Endocrine based therapy is a backbone of treatment with proven clinical benefits for women HR+, HER2- breast cancer. Over time, disruption of estrogen mediated signaling within the breast cancer cell results in acquired resistance to hormone therapy. Entinostat is thought to re-sensitize these cells to endocrine therapy.
Entinostat, is a selective, oral, once-weekly, class I HDAC inhibitor that has been studied in multiple solid tumors in combination with hormone therapy and several approved PD-1/PD-L1 antagonists.
Entinostat in combination with Hormone Therapy
Entinostat in combination with Checkpoint Therapy
Class 1 HDACs have been shown to influence the anti-tumor immune response through down-regulation of immune suppressive cell number and function, increased antigen presentation on cancer cells and enhanced cytotoxic T cell activity.
In preclinical studies, entinostat demonstrated synergistic anti-tumor activity in combination with immune checkpoint inhibitors in multiple tumor models including lung, breast, colon, kidney and pancreatic cancers, suggesting a potential to further increase the ability of the patient’s T cells to attack the tumor.

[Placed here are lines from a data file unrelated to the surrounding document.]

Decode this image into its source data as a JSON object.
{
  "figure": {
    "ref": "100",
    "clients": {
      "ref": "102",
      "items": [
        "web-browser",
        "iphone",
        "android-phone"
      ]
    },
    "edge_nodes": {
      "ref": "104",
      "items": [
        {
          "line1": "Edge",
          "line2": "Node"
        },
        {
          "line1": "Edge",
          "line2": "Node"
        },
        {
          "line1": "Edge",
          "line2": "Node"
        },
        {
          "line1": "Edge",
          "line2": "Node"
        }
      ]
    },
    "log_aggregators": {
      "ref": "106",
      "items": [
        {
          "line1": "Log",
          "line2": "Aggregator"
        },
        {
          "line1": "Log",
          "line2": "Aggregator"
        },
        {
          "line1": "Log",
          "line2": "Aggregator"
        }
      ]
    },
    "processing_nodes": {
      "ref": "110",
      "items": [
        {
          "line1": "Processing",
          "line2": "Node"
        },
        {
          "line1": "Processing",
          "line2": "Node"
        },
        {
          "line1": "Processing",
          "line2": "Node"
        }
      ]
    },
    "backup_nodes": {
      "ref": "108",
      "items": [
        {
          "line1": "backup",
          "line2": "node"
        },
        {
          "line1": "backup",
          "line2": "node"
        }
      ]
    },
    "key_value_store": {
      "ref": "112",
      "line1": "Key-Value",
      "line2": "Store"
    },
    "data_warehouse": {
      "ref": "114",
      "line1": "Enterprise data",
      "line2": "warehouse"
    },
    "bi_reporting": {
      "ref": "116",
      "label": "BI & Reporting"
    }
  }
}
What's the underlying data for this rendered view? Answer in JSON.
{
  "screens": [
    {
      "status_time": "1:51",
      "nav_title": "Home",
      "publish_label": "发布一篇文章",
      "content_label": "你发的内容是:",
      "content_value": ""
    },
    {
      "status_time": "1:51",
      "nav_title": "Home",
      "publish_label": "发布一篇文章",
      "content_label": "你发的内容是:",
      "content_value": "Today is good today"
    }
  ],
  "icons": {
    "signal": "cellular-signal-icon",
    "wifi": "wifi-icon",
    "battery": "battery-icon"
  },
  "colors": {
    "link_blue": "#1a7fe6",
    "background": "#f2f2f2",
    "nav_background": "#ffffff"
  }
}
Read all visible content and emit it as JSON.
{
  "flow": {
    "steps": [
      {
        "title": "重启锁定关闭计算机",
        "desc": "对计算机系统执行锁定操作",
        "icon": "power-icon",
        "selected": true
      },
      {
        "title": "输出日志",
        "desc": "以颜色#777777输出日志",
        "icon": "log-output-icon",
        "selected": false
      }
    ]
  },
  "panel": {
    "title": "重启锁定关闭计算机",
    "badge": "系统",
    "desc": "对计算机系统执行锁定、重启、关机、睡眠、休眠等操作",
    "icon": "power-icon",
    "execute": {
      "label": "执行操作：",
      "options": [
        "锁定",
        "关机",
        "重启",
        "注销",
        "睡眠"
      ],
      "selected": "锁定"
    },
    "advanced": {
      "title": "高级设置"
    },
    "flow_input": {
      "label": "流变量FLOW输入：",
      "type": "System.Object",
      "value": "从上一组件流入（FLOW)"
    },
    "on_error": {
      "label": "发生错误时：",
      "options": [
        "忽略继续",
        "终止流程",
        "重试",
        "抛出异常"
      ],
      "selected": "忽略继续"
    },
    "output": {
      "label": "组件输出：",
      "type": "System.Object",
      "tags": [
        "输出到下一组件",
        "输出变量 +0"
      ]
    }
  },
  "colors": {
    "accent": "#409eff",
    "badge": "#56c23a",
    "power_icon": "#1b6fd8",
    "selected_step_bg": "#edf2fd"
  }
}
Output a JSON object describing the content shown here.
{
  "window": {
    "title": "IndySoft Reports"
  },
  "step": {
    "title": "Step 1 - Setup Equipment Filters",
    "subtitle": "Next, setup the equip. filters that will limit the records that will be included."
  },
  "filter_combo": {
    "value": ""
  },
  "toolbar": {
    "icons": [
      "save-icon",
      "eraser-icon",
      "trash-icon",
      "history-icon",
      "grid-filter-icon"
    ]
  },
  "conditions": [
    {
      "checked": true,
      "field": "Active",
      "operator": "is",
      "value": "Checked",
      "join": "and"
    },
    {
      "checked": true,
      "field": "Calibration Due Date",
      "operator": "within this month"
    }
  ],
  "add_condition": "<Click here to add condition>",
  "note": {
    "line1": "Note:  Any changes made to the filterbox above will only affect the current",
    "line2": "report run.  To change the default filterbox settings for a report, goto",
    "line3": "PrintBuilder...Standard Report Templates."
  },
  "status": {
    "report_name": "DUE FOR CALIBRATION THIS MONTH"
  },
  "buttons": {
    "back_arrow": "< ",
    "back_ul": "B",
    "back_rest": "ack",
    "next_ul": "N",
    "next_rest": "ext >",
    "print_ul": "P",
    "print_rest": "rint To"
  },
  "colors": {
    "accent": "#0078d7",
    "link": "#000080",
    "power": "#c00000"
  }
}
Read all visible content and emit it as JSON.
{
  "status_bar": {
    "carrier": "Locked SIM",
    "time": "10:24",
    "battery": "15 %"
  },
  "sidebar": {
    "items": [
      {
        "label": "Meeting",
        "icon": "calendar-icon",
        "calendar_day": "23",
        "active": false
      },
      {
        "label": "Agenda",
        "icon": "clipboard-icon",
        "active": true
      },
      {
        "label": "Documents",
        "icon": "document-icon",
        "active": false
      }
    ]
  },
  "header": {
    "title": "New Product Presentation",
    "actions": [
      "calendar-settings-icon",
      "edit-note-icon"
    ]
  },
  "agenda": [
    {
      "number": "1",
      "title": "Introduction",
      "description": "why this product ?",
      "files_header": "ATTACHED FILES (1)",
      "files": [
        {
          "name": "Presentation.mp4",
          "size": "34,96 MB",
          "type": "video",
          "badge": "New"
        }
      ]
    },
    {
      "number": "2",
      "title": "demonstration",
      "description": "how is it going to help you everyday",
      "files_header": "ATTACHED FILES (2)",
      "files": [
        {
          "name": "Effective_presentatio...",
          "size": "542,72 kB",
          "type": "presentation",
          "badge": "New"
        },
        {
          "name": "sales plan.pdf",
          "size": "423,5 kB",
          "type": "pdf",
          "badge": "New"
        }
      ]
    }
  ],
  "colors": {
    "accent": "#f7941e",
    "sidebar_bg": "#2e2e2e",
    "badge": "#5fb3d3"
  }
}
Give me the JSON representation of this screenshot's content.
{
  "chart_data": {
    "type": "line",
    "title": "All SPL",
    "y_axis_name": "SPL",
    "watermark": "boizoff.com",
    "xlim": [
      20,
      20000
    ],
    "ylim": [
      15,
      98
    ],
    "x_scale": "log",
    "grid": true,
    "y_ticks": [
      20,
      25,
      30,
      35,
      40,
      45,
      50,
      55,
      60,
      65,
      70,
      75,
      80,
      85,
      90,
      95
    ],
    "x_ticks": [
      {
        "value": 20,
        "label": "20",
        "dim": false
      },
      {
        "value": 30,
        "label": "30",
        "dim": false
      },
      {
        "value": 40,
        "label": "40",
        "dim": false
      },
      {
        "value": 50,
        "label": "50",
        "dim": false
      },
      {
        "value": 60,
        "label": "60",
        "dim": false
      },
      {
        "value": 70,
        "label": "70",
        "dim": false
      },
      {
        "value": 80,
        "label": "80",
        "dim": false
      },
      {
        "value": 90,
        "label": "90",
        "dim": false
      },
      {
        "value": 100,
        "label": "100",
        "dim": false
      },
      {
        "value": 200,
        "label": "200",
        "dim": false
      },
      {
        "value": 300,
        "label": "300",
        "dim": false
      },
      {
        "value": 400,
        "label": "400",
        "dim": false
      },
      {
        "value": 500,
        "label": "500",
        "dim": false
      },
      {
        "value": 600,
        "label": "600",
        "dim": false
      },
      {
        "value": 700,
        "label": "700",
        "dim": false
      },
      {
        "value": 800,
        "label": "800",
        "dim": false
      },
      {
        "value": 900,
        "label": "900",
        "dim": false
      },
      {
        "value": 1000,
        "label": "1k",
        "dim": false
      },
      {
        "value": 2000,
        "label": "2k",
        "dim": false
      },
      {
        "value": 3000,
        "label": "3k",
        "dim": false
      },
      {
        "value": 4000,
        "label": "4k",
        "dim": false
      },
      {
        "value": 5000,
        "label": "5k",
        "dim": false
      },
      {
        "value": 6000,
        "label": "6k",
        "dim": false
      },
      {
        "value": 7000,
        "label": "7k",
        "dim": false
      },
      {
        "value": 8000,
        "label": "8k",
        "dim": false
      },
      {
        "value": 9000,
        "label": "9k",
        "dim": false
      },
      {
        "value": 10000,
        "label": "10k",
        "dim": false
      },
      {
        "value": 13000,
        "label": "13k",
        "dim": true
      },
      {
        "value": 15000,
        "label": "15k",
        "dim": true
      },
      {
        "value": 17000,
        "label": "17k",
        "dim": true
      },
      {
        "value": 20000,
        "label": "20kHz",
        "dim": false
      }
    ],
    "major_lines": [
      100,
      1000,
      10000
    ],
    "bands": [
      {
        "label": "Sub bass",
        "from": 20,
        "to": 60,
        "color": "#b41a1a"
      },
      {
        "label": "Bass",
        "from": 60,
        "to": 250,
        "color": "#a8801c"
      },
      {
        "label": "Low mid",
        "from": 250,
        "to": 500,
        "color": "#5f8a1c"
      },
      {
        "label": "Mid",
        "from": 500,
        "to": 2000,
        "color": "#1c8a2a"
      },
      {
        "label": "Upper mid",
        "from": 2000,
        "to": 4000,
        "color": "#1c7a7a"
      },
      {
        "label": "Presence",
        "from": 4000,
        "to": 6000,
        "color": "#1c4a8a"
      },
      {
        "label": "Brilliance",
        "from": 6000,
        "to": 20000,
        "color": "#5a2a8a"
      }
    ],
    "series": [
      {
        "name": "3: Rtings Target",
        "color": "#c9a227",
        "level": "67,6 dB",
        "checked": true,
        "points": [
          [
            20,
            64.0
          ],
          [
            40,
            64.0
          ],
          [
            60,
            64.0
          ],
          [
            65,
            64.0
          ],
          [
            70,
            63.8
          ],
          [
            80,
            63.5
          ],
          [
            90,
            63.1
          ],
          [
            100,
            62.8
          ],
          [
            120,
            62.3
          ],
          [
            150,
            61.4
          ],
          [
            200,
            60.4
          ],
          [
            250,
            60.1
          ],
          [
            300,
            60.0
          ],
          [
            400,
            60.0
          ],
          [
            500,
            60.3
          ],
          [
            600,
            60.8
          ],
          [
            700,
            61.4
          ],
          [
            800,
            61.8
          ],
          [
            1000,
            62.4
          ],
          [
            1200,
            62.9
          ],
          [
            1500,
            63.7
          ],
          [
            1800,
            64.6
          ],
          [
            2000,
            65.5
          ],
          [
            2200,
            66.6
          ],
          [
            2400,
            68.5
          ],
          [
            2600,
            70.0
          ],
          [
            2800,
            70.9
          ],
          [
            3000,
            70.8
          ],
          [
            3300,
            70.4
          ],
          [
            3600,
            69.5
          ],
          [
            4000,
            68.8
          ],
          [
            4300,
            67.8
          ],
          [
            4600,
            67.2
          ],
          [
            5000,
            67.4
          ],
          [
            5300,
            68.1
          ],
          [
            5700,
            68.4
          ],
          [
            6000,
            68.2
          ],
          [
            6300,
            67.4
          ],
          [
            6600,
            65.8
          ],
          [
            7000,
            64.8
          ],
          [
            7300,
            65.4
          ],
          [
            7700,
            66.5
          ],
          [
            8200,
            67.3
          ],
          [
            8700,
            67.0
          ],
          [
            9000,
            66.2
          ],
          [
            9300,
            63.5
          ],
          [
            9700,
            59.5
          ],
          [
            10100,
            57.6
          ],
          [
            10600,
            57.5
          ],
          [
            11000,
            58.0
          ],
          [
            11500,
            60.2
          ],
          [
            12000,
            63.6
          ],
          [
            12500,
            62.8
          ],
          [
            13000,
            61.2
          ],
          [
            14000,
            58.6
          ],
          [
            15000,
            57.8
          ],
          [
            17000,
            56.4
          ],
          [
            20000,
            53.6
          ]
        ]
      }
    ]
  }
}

To translate these preclinical findings to a clinical setting, Syndax set up a number of collaborations testing entinostat in combination with approved PD-1/PD-L1 antagonists with a goal of targeting resistance to immune checkpoint therapy across a range of immune phenotypes. Both “hot” or inflamed and “cold” or non-inflamed tumor types were chosen as well as settings in which immune checkpoints had been administered with limited clinical benefit.
Through the ENCORE I/O program, our results indicate that entinostat combined with immune checkpoint therapies may be most effective in “inflamed” tumors such as NSCLC and melanoma where immune checkpoint therapies have been previously tried but the disease nonetheless progressed.
Our phase 2 data from ENCORE 601 (testing entinostat in combination with pembrolizumab) in patients with NSCLC whose disease has progressed following treatment with an anti-PD-(L)1 and chemotherapy also indicate that patients with higher levels of a circulating cell called a classical monocyte may have better outcomes than those with lower levels.